I can’t tell which branch of old world Europe messed up cabbage for most people, but whoever it was you can be sure it was the ones who just boiled it as if that would do the trick. I’m sorry on behalf of cabbage for its PR problems because there are a lot of good things in its favor, not to be limited to cheapness, the fact that it keeps in your refrigerator for really almost forever, and if you make it right it makes your house smell like an old wise woman loves you a lot. So yeah, this is precisely the wrong time to tell you how to make this since it’s finally warming up in Austin and the snow is melting everywhere else, and if you ever needed a recipe for braised cabbage you needed it last month because February breaks hearts. Which is why I made a bunch of cabbage soup in February and because I don’t know anything about quantities I bought an extra head of cabbage that I didn’t even use, and it’s been sitting at the bottom of my refrigerator since then. I dug it out a few days ago fearing that it had rotted and I would need to “compost” it (I mean, throw it in my back yard) but it looked totally unblemished and I had read this recipe over at amateurgourmet.com (which is also where I got the recipe for Veselka’s cabbage soup, by the way, but I can’t find it now) so I was like, okay, cabbage, I will give you a second chance.
And, officially, holy shit. I had always thought that cabbage on its lonesome needed a lot of butter to taste this good, but it turns out that braising cabbage makes it just taste buttery, and yes, like an old wise woman loves you. I realize that I’m three quarters German and so maybe I have a stronger cabbage affinity than your average camper but cabbages cost like sixty cents and you need to eat more vegetables, no matter what you say to the contrary, narc.
So, here are the ways. Cut up a cabbage in wedges, two carrots in chunks, and one onion in wedges also, put a quarter cup of olive oil all over the top, and kosher salt, and pepper. Cover it, put it in a oven at 350 for an hour, turn over the cabbage wedges and take the lid off, crank the heat to 400 and let it all brown for fifteen more minutes. That’s all. I know this is not a recipe in the typical way and you could just as easily read the version of it linked to above, except I found that the cabbage was already braised all to hell after an hour, and the other recipe says to give it another hour, which sounds scary to me but I’m also okay with my tweaks since they halve the amount of time this would take.

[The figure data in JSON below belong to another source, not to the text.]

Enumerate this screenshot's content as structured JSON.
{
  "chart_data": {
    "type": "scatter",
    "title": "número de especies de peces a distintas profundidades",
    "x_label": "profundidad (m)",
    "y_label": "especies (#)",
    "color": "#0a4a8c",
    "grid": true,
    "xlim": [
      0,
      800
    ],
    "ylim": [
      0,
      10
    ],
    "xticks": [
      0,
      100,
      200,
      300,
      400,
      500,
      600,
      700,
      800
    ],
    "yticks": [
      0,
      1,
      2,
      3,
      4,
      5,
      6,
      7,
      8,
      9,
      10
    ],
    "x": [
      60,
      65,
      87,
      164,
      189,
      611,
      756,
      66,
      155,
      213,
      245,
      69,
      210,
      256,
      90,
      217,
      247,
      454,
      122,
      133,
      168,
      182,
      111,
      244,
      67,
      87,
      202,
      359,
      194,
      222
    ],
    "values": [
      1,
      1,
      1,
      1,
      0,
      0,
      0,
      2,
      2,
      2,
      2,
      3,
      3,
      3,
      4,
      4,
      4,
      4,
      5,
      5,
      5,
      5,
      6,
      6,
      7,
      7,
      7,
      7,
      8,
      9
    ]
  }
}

I think the key to most vegetables is 1) olive oil 2) high heat 3) kosher salt. Really. Also, for anybody who doesn’t know what’s up with kosher salt: it is the freaking BEST. Sea salt, whatever. I haven’t exactly figured out what’s so magical about kosher salt, but I suspect that since the grains are flatter (the better to cover the surface of a meat to kasher it) kosher salt dissolves in food faster and gives you a more accurate sense of how salty something is right away–unlike granulated salt, the little cube kind, that takes a little longer to blend in. Or something. Chemicals. Thank you.